LONDON — Deep learning pioneer Yoshua Bengio said he supports the creation of a Canadian AI safety institute, as he embarks on a six-month sprint to deliver a landmark assessment of advancements in the field, designed to help the world’s policymakers better appreciate what he believes are the potentially catastrophic risks of the technology.
At the AI Safety Summit this week at Bletchley Park, the U.K. and U.S. both announced plans to create organizations that will test artificial intelligence models and examine the technology’s potentially harmful capabilities. Canada’s Innovation Minister François-Philippe Champagne said Thursday he’s also considering setting up such a body.
Talking Points
- Yoshua Bengio has backed proposals for a Canadian AI safety institute, and reiterated calls for a licensing regime for advanced models
- The Université de Montréal professor also said the state-of-the-science report he’s been tapped to lead will improve policymakers’ understanding of the technology’s development and risks
In an interview with The Logic in London on Friday, Bengio—scientific director of the Montreal-based AI institute Mila and co-chair of the federal government’s AI advisory council—expressed support for the initiative. “I think we need that,” he said. “We’re lucky in Canada to have an amazing talent pool that could contribute to [solving] this global problem.”
Meanwhile, he has his own task. At the close of the summit on Thursday, British Prime Minister Rishi Sunak announced that Bengio, a celebrated AI researcher and lately one of the most prominent voices warning of its potential dangers, will lead the writing of a “state-of-the-science” report. The paper will detail the capabilities of so-called frontier systems, the multi-purpose models that power applications like ChatGPT.
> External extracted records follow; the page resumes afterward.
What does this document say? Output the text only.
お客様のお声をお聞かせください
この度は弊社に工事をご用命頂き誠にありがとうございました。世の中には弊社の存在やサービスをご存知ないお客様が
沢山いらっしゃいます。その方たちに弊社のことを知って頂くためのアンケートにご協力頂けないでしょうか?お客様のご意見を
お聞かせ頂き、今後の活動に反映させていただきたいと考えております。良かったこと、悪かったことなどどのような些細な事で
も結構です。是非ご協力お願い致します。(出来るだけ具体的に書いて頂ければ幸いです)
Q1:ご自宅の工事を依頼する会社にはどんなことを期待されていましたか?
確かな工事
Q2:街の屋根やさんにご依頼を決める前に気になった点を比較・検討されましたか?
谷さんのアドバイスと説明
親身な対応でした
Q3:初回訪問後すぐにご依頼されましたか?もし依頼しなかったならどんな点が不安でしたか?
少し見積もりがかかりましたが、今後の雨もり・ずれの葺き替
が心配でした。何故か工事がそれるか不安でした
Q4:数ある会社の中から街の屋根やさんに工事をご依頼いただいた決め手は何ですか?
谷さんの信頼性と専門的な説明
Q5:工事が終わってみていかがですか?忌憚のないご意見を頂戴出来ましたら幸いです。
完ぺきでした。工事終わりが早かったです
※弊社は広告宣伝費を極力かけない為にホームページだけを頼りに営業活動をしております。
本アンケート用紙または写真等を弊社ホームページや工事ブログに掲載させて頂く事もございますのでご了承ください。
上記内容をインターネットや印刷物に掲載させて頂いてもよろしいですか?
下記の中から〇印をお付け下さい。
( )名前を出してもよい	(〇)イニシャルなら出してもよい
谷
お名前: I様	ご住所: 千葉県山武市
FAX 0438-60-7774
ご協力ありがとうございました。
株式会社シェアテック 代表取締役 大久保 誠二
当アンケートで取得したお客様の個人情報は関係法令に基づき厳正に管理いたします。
The two-day event saw 29 governments, including the U.S. and China, sign the Bletchley Declaration, agreeing to cooperate more closely on AI safety. The summit helped improve policymakers’ grasp of the problem and create some alignment on the need to solve it, according to Bengio.
“There are a lot more governments—and especially among the important ones—that understand much better the risk [of AI] and have an informal commitment to do something,” he said, citing the need for both research resources and domestic rules. “They won’t be able to regulate something … that they don’t master.”
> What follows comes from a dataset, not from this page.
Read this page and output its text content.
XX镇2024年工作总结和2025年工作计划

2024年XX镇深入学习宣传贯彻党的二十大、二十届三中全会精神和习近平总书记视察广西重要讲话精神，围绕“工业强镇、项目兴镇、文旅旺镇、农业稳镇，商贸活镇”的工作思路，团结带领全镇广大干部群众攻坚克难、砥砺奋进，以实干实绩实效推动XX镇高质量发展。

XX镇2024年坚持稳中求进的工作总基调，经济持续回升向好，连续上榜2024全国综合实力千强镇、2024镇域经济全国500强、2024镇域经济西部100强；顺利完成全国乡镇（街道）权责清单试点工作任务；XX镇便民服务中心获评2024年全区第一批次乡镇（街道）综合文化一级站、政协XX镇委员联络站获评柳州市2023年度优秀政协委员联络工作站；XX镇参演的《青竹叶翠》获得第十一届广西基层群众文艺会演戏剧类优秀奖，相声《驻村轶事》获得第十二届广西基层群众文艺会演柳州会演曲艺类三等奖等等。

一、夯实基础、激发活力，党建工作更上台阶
Bengio’s report is meant to summarize the scientific literature on the technology, helping governments understand it. “There’s a rapid increase in the number of papers being written and submitted in machine learning on the topic of AI safety [and] governance,” said Bengio, crediting the increased research output to public discussions, media coverage and open letters about the technology’s risks. He’s signed at least three notable ones, calling for a pause to the development of more powerful models; for mitigating extinction risks to be made more of a priority; and for more spending on safety.
To write the report, Bengio expects to call on experts in AI and other fields, including ethics, national security, biosafety, chemical weapons, and the social and political sciences. “Some of the questions are about the impact of technology on society,” he said, while he’s also expressed concern about malicious actors using AI to generate disinformation or new munitions. However, the report will not make recommendations to participating governments.
Some AI scholars have said warnings focused on the technology’s catastrophic risks—such as those expressed by Bengio and fellow Canadian AI pioneer Geoffrey Hinton—are a distraction from present concerns about bias, discrimination and labour displacement. At an event hosted by Tortoise Media in London on Friday, Bengio said governments should be trying to address both sets of issues.
The initiative Bengio will lead is based on the Intergovernmental Panel on Climate Change (IPCC), established in 1988. Countries with large resource sectors and industry firms have reportedly lobbied the UN to water down the IPCC’s conclusions. Bengio told The Logic he’s worried his work could face similar pressures, but said the tight timeline on which he’s working could limit the potential for interference.
Eight major tech firms—including Amazon Web Services, Anthropic, Google, Meta, Microsoft and OpenAI—agreed at the summit to give the U.K. and partner countries access to their models for testing. But Bengio said governments should require that AI companies demonstrate to government-commissioned independent scientists that their products are safe, rather than making authorities search for misuse. “In order to get your licence, you have to show that your system is OK,” he said. “And if you don’t behave properly—and you’re going to be monitored—then we take out your licence.”
In an interview with The Logic on Thursday, Champagne did not rule out such a licensing regime, but said he would watch whether allies adopt one, and that any measure would need to be coordinated internationally.